Action 1– Drive The Right Culture

The companies that have recorded successful integration of business sustainability reveal that senior leadership, through words and actions were major catalysts. The CFO is a member of the senior leadership and is in a position to drive the culture toward business sustainability by articulating and embodying the organization’s purpose and values. 

Action 2 – Secure Buy-in

In several companies, the CFO has facilitated the sustainability partnering process through vibrant collaboration. They do this via introductory meetings, knowledge-sharing sessions and setting up a cross-departmental task force to promote accountability and measure progress toward shared goals.

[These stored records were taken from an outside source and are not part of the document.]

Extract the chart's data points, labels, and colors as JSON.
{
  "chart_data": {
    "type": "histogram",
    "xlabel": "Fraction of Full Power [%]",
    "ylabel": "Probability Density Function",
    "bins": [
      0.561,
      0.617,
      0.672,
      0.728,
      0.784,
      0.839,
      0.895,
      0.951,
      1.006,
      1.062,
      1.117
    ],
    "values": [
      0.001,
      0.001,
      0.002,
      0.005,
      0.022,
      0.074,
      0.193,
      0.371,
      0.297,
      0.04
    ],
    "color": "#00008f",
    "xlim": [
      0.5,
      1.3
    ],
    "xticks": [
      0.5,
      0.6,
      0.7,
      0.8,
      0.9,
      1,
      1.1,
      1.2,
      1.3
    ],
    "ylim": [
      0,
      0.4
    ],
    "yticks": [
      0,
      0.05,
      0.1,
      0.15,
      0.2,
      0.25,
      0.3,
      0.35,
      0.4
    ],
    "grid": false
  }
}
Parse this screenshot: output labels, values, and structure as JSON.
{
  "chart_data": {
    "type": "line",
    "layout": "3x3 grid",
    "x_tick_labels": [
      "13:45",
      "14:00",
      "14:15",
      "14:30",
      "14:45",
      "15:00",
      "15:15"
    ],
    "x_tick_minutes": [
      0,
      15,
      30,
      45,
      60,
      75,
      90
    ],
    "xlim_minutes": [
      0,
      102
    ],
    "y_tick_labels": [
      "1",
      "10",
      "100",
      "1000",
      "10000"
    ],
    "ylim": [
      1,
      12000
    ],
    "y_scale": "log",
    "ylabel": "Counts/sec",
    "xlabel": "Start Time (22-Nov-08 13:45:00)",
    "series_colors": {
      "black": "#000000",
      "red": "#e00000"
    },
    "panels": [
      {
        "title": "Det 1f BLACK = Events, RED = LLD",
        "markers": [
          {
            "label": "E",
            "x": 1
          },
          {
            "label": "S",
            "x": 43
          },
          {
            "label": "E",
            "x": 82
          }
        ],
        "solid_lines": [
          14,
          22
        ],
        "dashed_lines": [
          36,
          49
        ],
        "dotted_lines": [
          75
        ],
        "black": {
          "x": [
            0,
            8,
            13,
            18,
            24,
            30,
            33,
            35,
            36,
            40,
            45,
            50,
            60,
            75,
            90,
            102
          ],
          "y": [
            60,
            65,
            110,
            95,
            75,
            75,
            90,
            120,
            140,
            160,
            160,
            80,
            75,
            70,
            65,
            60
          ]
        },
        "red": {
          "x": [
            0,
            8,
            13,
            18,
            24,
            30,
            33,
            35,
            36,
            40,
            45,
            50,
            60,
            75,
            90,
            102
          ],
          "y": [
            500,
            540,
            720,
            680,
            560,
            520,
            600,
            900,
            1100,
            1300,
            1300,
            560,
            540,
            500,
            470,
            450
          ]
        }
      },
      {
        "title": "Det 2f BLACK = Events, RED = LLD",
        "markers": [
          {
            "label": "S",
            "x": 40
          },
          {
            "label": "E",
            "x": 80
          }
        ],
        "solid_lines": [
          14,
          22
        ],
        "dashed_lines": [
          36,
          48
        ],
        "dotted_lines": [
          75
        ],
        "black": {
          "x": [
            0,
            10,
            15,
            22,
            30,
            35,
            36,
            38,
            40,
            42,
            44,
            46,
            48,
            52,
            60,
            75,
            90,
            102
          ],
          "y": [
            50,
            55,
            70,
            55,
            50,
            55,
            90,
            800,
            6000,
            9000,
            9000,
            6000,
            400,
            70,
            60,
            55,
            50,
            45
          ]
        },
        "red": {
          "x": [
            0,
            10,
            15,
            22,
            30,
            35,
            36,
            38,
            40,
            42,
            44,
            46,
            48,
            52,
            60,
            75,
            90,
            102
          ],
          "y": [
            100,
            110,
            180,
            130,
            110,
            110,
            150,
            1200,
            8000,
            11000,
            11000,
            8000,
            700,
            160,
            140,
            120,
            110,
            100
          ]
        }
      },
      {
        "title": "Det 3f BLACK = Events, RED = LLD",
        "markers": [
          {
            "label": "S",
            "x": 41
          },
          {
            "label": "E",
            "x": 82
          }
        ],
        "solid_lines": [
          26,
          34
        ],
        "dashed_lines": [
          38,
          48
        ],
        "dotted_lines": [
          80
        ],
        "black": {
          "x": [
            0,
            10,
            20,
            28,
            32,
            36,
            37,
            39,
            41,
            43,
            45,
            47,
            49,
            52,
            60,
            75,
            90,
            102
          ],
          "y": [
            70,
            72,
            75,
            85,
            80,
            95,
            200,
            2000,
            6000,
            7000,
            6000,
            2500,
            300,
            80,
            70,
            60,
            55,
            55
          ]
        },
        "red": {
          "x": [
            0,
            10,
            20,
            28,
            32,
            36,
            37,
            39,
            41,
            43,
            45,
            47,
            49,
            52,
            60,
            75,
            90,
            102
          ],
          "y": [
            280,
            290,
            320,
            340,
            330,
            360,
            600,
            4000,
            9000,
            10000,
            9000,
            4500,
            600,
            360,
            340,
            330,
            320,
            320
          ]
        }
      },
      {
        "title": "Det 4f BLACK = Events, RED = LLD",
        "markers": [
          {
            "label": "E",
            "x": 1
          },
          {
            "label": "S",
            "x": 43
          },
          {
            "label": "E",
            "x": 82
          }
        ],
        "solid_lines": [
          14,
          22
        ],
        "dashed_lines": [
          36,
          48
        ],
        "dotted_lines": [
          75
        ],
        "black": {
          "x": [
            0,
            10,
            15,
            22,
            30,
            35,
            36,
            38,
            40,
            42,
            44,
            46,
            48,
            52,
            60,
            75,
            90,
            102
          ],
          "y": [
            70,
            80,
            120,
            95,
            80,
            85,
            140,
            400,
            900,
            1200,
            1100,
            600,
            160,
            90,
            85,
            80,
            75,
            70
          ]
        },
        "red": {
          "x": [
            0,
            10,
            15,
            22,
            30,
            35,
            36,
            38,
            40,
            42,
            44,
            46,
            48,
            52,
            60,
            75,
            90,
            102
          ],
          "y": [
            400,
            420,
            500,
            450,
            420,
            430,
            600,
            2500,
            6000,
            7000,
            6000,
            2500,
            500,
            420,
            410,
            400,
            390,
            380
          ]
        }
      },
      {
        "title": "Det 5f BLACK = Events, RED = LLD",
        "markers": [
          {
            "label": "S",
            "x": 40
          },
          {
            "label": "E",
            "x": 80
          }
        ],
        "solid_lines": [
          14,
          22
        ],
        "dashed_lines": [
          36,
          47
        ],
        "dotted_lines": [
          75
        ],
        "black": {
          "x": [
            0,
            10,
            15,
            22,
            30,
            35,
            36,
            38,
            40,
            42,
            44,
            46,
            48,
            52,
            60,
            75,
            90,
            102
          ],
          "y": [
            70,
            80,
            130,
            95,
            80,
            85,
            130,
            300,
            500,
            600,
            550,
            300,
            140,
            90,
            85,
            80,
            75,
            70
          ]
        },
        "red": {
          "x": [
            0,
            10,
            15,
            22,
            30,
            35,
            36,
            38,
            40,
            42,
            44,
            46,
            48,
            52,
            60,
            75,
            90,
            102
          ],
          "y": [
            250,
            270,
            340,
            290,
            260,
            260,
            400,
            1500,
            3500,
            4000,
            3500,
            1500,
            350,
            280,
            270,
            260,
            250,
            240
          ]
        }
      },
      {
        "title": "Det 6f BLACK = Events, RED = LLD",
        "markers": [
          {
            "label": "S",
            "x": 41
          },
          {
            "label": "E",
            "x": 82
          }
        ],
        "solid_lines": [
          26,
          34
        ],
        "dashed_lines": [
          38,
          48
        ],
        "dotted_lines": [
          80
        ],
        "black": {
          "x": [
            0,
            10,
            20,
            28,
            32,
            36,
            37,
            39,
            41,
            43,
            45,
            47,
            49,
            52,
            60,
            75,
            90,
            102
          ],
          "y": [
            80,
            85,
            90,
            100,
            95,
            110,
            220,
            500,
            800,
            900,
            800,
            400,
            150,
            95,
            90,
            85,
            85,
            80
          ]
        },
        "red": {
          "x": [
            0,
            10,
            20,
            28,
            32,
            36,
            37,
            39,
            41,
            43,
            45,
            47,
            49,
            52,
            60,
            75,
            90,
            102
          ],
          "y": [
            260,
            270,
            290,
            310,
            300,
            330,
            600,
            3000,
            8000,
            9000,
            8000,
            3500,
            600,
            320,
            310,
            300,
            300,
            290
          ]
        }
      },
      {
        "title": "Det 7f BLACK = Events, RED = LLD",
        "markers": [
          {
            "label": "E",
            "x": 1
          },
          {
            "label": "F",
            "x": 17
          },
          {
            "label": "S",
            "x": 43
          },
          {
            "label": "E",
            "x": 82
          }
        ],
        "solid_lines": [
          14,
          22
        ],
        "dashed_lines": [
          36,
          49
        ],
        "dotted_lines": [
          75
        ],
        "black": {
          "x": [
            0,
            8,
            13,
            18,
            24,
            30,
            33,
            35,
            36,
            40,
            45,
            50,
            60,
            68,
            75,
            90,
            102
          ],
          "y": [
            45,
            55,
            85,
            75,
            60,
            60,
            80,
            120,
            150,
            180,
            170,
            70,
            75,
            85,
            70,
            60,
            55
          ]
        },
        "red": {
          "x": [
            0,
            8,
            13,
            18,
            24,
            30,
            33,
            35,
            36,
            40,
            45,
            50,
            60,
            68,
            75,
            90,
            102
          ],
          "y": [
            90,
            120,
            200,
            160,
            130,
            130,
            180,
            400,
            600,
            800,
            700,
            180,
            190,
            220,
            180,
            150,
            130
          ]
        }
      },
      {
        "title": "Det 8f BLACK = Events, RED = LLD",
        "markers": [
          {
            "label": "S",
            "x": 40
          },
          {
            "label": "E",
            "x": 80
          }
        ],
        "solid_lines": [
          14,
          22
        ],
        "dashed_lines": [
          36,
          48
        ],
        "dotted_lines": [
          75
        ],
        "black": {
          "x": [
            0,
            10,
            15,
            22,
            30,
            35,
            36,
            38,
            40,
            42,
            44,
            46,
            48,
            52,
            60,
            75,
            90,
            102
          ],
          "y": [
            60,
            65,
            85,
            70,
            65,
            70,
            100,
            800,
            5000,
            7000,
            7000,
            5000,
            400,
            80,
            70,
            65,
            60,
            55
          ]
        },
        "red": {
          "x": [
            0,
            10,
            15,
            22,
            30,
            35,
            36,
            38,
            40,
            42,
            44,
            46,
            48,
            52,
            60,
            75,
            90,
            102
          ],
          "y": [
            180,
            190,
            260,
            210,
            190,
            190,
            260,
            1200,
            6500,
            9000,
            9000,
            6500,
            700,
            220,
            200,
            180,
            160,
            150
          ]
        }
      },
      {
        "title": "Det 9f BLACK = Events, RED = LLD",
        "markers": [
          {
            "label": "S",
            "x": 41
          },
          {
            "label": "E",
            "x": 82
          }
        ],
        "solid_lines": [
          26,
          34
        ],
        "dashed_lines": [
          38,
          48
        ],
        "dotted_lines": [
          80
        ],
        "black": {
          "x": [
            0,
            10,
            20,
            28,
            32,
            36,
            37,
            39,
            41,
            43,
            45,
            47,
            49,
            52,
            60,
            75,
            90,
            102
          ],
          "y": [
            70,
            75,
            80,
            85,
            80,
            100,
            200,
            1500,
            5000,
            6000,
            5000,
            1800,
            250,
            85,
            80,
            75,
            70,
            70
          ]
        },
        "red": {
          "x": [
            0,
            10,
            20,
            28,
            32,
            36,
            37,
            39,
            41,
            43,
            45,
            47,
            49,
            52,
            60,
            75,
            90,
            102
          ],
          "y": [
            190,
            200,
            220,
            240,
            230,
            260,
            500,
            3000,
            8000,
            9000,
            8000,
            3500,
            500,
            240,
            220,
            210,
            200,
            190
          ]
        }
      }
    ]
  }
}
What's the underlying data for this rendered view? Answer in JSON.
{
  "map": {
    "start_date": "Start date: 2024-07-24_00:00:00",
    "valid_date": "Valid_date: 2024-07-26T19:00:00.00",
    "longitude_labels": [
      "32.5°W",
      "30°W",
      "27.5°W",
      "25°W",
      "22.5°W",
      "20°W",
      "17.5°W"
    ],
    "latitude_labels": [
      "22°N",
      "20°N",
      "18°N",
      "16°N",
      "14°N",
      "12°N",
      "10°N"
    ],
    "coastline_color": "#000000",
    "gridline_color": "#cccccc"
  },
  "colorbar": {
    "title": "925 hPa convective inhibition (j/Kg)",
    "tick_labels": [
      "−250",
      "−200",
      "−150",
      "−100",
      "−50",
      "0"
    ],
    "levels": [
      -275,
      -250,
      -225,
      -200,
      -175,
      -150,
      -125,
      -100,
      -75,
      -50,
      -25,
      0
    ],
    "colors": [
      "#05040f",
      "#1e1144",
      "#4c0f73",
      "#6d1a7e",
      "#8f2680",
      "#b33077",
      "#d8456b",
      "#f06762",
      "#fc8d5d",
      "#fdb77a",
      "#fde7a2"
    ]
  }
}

Action 3 – Highlight Your Proof Points

The finance team led by the CFO can help the sustainability team link project goals to financial performance. For example, when the CFO is able to connect higher customer retention with a proposal to buy carbon offsets. They establish the validity of the project and demonstrate how their insights on sustainable business creates value.

Deploy The Talent

Action 4 – Measure What Matters

When it comes to the value of sustainability, determining what to measure is not the easiest thing. The finance team, however, can help the sustainable business team make the process of identifying the right metrics highly effective. For example, companies are converting their carbon emissions, which is a non-financial value to a monetary cost and that data has resulted in millions of dollars saved through clean energy initiatives. 

Action 5 – Simplify The Technology

Sustainable business teams still lack the sophisticated technologies that finance teams use. The CFO can work with necessary teams to help integrate sustainable business data into the company’s enterprise resource planning (ERP) system.

Action 6 – Sort The Data

With their accounting competencies, the finance team can improve the value of sustainable business data. They can set up policies, coding practices, taxonomies, and systems that allow both the finance and sustainable business team to identify and gather data that is useful for enterprise decision-making.

Fix The Information

Action 7 – Create Effective Structures

Due to the workload on the accounting team, they may be reluctant to actively collaborate with the sustainable 

business team. The CFO can create structures that bring the finance and sustainable business teams closer. These structures include regular meetings by the established cross-functional teams.

Action 8 – Plan for Capabilities That Matter

CFOs must build capacity in themselves and their teams to be able to handle the evolving demands of business sustainability. As a committed partner in business innovation, long-term planning and strategy, the CFO must be capable of balancing the responsibilities of reporting, controllership and compliance.

Action 9 – Change The Finance Mind-set

The CFO should understand that unless his team members can see the importance of sustainability and understand the tasks set before the sustainable business team, a partnership may not produce the best results. There is a need to educate the finance team on sustainable business issues.